An agency-wide LLM called Elsa was released weeks ahead of schedule:
Under the Trump administration, the Food and Drug Administration is eagerly embracing artificial intelligence tools that staff members are reportedly calling rushed, buggy, overhyped, and inaccurate.
On Monday, the FDA publicly announced the agency-wide rollout of a large language model (LLM) called Elsa, which is intended to help FDA employees—"from scientific reviewers to investigators." The FDA said the generative AI is already being used to "accelerate clinical protocol reviews, shorten the time needed for scientific evaluations, and identify high-priority inspection targets."
"It can summarize adverse events to support safety profile assessments, perform faster label comparisons, and generate code to help develop databases for nonclinical applications," the announcement promised.
In a statement, FDA Chief AI Officer Jeremy Walsh trumpeted the rollout, saying: "Today marks the dawn of the AI era at the FDA[. W]ith the release of Elsa, AI is no longer a distant promise but a dynamic force enhancing and optimizing the performance and potential of every employee."
Meanwhile, FDA Commissioner Marty Makary highlighted the speed with which the tool was rolled out. "I set an aggressive timeline to scale AI agency-wide by June 30," Makary said. "Today's rollout of Elsa is ahead of schedule and under budget, thanks to the collaboration of our in-house experts across the centers."
However, according to a report from NBC News, Elsa could have used some more time in development. FDA staff tested Elsa on Monday with questions about FDA-approved products or other public information, only to find that it provided summaries that were either completely or partially wrong.
FDA staffers who spoke with Stat news, meanwhile, called the tool "rushed" and said its capabilities were overinflated by officials, including Makary and those at the Department of Government Efficiency (DOGE), which was headed by controversial billionaire Elon Musk. In its current form, it should only be used for administrative tasks, not scientific ones, the staffers said.
"Makary and DOGE think AI can replace staff and cut review times, but it decidedly cannot," one employee said. The staffer also said that the FDA has failed to set up guardrails for the tool's use. "I'm not sure in their rush to get it out that anyone is thinking through policy and use," the FDA employee said.
According to Stat, Elsa is based on Anthropic's Claude LLM and is being developed by consulting firm Deloitte. Since 2020, Deloitte has been paid $13.8 million to develop the original database of FDA documents that Elsa's training data is derived from. In April, the firm was awarded a $14.7 million contract to scale the tech across the agency.
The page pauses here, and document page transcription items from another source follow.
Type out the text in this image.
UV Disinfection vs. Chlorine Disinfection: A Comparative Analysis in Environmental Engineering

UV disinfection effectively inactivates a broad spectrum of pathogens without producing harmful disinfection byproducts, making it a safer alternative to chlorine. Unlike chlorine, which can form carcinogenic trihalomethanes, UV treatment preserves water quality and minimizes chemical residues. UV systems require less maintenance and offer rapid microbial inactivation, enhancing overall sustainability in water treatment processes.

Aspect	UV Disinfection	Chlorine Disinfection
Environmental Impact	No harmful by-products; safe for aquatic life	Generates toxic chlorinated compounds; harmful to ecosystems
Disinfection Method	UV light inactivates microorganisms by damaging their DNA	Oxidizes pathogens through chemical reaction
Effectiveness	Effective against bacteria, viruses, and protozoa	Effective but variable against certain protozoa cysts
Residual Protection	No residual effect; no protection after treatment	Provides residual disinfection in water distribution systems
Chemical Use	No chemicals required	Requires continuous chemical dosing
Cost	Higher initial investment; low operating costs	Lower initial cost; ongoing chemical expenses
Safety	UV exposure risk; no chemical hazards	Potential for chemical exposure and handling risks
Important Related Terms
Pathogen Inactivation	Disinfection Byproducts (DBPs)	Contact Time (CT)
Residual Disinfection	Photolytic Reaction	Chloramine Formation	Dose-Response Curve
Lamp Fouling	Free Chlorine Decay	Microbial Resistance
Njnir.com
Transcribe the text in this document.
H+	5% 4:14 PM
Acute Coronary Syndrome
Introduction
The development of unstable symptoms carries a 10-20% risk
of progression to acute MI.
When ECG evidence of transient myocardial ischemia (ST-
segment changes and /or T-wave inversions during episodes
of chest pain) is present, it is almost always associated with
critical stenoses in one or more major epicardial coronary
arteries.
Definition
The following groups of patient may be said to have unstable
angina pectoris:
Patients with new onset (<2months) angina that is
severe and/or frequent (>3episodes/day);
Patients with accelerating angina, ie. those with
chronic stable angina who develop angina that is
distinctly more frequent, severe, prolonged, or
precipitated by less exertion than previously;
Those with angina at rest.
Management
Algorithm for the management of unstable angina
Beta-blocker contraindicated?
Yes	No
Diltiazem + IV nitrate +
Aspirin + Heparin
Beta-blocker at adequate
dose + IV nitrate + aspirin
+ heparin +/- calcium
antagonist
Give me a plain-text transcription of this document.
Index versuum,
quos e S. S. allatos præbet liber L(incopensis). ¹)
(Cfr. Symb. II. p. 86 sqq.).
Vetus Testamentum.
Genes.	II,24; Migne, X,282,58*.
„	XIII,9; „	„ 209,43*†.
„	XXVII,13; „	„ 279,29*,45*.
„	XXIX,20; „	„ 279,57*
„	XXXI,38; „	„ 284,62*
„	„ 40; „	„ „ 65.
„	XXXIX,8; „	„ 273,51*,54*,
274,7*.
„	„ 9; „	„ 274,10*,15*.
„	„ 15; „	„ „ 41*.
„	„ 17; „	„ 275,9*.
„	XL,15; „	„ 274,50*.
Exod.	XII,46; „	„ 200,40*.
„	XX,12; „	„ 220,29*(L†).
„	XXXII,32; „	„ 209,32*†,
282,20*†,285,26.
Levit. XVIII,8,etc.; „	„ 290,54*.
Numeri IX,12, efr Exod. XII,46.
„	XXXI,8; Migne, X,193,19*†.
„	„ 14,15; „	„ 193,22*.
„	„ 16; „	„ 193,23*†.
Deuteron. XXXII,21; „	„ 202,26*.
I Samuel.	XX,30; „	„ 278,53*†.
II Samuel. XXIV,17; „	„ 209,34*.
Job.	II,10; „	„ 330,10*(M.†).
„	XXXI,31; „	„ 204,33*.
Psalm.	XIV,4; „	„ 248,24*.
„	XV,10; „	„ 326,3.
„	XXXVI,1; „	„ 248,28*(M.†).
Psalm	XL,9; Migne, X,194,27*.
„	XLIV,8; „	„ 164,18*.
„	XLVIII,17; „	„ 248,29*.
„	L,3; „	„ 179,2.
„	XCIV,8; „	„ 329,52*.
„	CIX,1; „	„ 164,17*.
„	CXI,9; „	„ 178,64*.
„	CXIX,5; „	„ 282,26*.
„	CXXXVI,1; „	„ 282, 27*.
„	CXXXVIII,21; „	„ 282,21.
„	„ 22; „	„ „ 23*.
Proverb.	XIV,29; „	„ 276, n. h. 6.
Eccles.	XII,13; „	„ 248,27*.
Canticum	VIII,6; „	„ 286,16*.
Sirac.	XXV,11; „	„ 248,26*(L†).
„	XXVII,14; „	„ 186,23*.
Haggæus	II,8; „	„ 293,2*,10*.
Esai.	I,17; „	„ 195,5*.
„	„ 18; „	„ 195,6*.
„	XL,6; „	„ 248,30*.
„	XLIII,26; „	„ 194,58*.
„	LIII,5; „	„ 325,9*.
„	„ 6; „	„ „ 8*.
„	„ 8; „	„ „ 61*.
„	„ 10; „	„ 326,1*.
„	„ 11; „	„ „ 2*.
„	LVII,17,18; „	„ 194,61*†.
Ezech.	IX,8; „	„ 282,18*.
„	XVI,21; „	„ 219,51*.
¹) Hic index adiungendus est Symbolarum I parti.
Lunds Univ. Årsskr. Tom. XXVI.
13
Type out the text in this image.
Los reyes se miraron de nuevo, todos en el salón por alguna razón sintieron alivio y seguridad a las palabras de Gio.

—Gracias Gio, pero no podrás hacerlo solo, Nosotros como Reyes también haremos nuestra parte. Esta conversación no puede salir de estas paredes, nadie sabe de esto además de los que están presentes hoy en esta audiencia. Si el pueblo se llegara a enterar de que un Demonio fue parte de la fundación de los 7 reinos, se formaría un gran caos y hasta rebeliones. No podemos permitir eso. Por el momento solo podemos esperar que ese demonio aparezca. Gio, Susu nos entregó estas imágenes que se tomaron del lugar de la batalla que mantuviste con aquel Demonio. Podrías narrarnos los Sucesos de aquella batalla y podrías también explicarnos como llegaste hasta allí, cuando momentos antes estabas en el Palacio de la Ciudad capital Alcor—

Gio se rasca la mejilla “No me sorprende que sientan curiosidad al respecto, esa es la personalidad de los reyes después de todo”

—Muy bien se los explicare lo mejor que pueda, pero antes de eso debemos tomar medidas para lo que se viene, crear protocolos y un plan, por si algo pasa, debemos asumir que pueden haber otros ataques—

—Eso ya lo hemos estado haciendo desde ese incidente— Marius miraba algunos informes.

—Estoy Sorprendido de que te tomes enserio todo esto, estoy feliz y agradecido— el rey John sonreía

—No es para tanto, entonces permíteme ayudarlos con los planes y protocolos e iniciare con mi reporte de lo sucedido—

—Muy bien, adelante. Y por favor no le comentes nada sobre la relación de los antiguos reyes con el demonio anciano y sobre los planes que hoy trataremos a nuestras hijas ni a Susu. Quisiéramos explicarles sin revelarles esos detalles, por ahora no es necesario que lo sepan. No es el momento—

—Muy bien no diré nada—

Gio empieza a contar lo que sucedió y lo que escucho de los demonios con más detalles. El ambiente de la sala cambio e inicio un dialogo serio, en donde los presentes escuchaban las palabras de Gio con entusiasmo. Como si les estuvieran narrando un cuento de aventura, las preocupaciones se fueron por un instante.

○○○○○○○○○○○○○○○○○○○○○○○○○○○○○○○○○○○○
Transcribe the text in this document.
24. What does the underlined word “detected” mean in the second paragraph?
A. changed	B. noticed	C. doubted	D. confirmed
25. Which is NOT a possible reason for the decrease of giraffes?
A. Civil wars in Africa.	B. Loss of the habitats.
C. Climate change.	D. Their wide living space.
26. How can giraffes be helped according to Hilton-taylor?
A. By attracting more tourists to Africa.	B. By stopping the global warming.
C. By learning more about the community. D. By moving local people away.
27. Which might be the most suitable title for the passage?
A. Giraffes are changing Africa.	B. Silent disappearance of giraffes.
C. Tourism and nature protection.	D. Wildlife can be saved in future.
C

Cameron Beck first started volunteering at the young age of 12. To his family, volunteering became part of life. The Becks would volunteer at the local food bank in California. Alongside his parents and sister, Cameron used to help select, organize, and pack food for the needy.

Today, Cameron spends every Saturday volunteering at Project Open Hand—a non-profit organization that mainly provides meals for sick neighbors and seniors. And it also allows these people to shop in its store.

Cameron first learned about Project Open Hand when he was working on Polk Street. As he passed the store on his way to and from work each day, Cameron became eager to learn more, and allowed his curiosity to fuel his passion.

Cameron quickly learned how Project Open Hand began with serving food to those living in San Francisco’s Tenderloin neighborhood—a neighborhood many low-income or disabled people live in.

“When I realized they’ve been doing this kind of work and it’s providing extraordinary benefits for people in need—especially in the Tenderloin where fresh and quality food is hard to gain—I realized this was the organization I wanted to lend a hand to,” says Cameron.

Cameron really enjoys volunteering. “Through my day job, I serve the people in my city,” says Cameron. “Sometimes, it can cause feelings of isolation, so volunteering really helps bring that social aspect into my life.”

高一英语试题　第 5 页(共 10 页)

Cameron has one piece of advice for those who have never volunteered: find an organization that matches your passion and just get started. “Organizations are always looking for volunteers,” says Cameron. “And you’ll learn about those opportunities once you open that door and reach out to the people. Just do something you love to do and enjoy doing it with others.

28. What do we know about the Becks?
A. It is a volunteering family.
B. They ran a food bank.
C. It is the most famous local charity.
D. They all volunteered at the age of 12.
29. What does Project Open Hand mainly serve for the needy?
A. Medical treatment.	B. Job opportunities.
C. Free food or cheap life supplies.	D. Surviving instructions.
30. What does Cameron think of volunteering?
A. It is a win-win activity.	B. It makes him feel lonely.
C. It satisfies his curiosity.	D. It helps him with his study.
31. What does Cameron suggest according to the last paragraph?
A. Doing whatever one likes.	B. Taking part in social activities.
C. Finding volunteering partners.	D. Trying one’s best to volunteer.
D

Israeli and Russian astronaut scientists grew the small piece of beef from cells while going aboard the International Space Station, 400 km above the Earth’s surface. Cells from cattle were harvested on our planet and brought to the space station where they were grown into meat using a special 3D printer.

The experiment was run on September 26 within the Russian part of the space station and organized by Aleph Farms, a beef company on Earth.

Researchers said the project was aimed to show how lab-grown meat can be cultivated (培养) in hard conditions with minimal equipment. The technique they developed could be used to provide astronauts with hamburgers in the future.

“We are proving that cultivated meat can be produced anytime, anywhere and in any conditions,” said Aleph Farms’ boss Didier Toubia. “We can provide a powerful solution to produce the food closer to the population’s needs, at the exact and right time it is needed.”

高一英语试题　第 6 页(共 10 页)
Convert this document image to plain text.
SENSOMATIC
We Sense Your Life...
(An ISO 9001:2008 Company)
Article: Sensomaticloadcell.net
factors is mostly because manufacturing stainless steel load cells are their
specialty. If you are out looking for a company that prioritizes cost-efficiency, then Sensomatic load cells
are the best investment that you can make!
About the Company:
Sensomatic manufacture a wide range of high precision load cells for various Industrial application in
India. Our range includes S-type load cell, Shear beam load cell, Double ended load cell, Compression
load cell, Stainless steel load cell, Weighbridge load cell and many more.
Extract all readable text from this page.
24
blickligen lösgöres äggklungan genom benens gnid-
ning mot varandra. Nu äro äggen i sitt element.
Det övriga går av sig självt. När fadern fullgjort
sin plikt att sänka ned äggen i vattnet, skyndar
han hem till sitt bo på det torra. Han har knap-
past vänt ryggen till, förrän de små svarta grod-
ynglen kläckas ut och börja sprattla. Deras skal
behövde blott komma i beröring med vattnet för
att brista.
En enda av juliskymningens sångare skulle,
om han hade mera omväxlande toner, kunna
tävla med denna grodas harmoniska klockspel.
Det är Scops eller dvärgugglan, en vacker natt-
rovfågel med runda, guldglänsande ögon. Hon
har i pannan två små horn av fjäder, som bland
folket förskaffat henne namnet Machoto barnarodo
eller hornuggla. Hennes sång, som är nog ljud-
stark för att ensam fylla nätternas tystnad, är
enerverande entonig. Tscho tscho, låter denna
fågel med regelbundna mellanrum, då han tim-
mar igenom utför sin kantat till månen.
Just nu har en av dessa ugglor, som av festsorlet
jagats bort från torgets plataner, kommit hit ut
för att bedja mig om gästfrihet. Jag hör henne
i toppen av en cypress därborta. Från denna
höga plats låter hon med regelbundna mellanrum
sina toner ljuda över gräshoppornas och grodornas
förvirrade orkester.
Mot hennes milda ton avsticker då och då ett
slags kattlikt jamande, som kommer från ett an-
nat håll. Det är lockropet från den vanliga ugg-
The FDA said that Elsa was built within a high-security GovCloud environment and offers a "secure platform for FDA employees to access internal documents while ensuring all information remains within the agency."
(Score: 4, Insightful) by PiMuNu on Tuesday June 10, @02:42PM (1 child)
I worked with colleagues to develop some multivariate pattern recognition to distinguish pions from other subatomic particles in our detectors using one of these fancy fitting routines in about 2005. I recall asking a graduate student what "Machine Learning" meant in about 2015, when the hype was building, to find out it meant any algorithm that has state. At that point I decided it was BS and I haven't seen much evidence to change my mind.
The new class have developed a fancy cut n paste engine, which is nice for those jobs that are all about cut n paste, and can indeed save time.
(Score: 2) by corey on Wednesday June 11, @02:05AM
Yeah, I'm sure your algo was much more efficient and used a fraction of the energy and computing infrastructure an equivalent performing 'AI' system would. This is the main problem I have with it all, it's another example of hardware getting faster, smaller and more energy efficient, but software going the other way at 1.1x the rate, so we go backwards yet require so much more resources to achieve the same thing. The other problem I have is that it's "the next big thing" and "will change everything", so the management want to switch to using 'AI' systems, so they can report they achieved something or "progressed" forward and marketing love it. Oh, the third problem I have is that you were a domain expert in the subatomic particle patterns, so you knew how the algo worked. If someone throws an 'AI' system at it (let's say install a box from OpenAI running some black-box software), nobody knows how the thing works or recognises the patterns, except the people in California who wrote the 'AI' software itself.